The Second Department also gave the plaintiff the benefit of the doubt on another aspect of the fraud claim.  Often when a number of defendants are lumped in together in alleging fraud, the courts reject the allegations because they do not specify what each defendant actually did in connection with the fraud.  I have in fact successfully argued that defense.  See High Tides, LLC v. DeMichele, 88 AD3d 954 (2d Dep’t 2011).  Nevertheless, the Second Department in Air-Sea Packing rejected this “group-pleading” argument (while also ruling that the argument was improperly raised on appeal as to a number of the other causes of action):

Further, there is no merit to the defendants’ contention that the sixth cause of action, sounding in common-law fraud, should be dismissed on the ground that the plaintiff’s “group-pled allegations” do not provide sufficient notice of the tortious conduct committed by each of the defendants. “The test of the sufficiency of a pleading is whether it gives sufficient notice of the transactions, occurrences, or series of transactions or occurrences intended to be proved and whether the requisite elements of any cause of action known to our law can be discerned from its averments” (Dolphin Holdings, Ltd. v Gander & White Shipping, Inc., 122 AD3d 901, 902 [internal quotation marks omitted]). Here, the complaint provides sufficient notice to each of the defendants. Among other reasons, it details the alleged relationship between each defendant under their alleged joint fraudulent scheme and contains an allegation that the defendants “acted in concert as part of a common scheme in connection with the EquityComp program to misrepresent the EquityComp program to fraudulently induce plaintiff to enter into the relevant contracts, specifically omitting that the [contract] was prohibited by law and not a guaranteed cost policy.” It was further alleged that Applied Underwriters and the defendant Applied Risk Services, Inc., were both involved in the marketing and sale of the EquityComp program, including the preparation and presentation of various documents that misleadingly described the EquityComp program.

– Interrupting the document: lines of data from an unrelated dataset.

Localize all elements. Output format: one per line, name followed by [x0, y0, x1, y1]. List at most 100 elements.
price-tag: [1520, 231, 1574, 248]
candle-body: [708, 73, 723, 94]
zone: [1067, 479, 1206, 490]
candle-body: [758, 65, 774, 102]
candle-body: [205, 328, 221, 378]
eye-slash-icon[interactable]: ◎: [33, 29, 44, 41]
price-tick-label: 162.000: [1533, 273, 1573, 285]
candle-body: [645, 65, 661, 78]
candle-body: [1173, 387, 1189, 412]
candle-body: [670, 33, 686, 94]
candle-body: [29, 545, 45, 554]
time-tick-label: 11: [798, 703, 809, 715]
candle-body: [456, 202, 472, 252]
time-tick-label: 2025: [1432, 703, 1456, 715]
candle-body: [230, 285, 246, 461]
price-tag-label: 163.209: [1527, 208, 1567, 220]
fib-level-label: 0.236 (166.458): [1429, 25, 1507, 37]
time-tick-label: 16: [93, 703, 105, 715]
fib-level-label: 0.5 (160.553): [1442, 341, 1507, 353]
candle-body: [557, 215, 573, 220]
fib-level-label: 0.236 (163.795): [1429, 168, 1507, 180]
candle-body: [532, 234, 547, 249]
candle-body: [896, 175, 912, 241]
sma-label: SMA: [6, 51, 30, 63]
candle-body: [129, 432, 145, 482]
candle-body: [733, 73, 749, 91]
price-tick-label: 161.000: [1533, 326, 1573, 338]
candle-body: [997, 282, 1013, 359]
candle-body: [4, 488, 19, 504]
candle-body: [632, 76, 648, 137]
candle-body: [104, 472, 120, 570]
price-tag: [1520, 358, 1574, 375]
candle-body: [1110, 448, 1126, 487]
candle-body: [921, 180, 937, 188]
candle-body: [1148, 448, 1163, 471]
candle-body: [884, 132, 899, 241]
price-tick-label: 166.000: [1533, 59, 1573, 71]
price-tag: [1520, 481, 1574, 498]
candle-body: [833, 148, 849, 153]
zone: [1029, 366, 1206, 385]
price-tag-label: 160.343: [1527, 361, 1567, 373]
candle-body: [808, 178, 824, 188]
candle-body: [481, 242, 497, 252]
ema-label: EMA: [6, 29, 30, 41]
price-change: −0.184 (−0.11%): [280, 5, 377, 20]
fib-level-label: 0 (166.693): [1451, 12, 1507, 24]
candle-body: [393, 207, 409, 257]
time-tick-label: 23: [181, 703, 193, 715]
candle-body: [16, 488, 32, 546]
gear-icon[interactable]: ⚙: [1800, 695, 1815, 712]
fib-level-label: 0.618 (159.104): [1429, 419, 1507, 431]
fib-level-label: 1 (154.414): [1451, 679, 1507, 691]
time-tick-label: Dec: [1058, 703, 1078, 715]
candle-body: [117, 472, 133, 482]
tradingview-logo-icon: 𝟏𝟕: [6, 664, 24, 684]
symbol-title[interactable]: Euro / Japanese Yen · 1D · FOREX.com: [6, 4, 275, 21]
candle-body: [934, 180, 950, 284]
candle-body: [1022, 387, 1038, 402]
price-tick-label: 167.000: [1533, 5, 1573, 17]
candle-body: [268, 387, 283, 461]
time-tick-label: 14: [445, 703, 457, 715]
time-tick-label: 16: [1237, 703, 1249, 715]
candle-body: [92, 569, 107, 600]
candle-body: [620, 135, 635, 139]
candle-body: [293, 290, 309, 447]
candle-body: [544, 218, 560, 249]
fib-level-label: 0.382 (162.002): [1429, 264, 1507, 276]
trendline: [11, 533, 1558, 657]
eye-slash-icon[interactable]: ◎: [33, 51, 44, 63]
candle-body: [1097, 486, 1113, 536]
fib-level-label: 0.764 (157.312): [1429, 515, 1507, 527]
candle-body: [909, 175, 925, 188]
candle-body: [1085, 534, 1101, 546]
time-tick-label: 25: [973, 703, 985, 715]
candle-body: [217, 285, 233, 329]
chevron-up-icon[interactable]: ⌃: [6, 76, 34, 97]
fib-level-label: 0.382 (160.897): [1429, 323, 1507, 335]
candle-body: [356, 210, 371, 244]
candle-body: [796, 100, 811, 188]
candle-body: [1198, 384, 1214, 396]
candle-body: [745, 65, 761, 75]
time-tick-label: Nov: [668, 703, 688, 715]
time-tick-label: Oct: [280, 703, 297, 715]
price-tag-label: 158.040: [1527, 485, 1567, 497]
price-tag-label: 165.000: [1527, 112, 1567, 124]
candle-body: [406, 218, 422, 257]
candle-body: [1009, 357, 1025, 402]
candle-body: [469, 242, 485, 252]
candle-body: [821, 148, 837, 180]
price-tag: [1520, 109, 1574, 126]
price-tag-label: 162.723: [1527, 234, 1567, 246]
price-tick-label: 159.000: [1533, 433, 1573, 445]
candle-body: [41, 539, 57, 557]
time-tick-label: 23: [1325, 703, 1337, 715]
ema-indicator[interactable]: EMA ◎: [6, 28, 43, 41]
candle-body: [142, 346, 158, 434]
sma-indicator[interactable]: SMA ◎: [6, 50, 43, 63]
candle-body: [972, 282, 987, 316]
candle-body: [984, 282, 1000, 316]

As I have lamented in the past, there is really no reasonable justification for dispensing with the element of fraudulent intent when the significant remedy of rescission is sought.  Yet, as confirmed by the Second Department in Air-Sea Packing, there remains solid authority for dispensing with that element for rescission.  As such, counsel would be wise to take advantage of this case law if rescission is a desired remedy.  As also reflected in the Air-Sea Packing decision, courts may find a way to sustain a claim of fraud when the circumstances greatly support inferences of fraudulent conduct.